Русское языковое начало XVIII века пенилось и бурлило несоединимостью лексики, разбродом стилей, ненормативной грамматикой. Почти вавилонское разногласие грозило расплеснувшейся уже на два континента империи административно-политической и юридической децентрализацией. И в критический момент государство срефлексировало — в 1735 году при Академии наук учреждается «Российское собрание», дабы заботиться о «дополнении российского языка, о его чистоте, красоте и желаемом потом совершенстве». Да, это вам не отошедший ныне «год русского языка», это более тридцати лет напряжённых целенаправленных трудов с участием национальных гениев — Тредиаковского, Ломоносова, Сумарокова, а следом и Карамзина. Язык — русский язык — изначально священен.

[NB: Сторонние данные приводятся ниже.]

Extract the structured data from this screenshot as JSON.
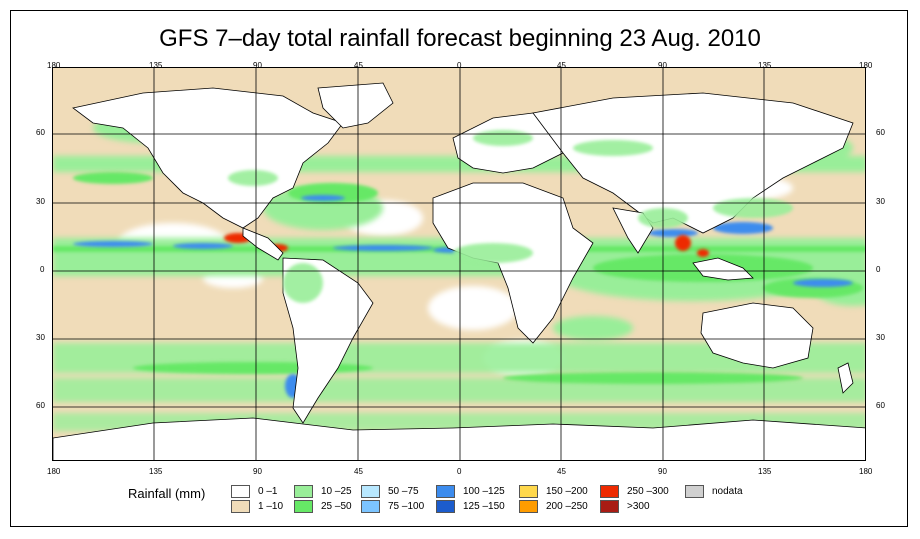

И по сегодня церковно-славянский, на котором не написано ни одного безнравственного текста! — это его сердцевина, вокруг которой слоятся приказно-законнические, делопроизводные, поэтичные, эпистолярные и вульгарно-развлекательные формы.

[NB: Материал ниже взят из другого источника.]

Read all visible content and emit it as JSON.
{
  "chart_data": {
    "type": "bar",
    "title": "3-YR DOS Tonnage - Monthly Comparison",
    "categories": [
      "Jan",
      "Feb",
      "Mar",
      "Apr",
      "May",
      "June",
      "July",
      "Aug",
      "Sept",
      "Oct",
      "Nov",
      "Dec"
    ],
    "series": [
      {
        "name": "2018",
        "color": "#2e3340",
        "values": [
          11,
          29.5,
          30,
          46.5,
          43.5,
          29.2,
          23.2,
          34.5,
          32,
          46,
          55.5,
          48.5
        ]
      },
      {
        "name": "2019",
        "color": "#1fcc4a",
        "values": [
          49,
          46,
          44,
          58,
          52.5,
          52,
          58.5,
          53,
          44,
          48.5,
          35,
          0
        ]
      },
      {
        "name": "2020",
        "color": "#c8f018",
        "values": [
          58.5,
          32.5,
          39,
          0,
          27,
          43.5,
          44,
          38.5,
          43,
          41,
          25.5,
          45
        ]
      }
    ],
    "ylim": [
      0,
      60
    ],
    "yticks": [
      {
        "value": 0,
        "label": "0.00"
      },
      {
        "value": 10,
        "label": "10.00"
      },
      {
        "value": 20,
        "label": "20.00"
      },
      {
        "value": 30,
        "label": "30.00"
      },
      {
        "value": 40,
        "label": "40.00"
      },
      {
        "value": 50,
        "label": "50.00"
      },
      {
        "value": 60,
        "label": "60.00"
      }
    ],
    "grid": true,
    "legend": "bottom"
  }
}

Разработанное Ломоносовым учение о трёх «штилях»: высоком, посредственном и низком — своей живучестью отразило надвременную реальность несмесимости трёх сословий, на иерархии которых утверждается государственность. Дело вовсе не в процентном соотношении церковных славянизмов и простонародностей, о нормах допустимости коих поэты спорили более полутора веков назад, а в доминировании в классовом сознании консерватизма или либерализма. Духовенство, служивые, крестьяне — в развитом государстве все имеют определённое право выражать свои мысли. Но если в юридическом плане что дозволено Юпитеру, не позволяется быку, то в нравственном — совершенно наоборот: Юпитер ограничен моральными запретами как ни одно земное существо. Покрывающие мир коммуникации с нарастающей скоростью рушат барьеры. И информационные прежде всего. Так что если когда-то «штилевое» речение определялось происхождением и сословным образованием, то теперь это стало неотъемлемо личностной характеристикой. Даже с утерей советских социальных достижений доступность по крайней мере самообразования даёт возможность судить о внутреннем мире человека с определённой достоверностью. «Что дозволено быку"…
Да, вот поэтому то нетленные перлы лидеров начала девяностых звучали приговором государству и обществу.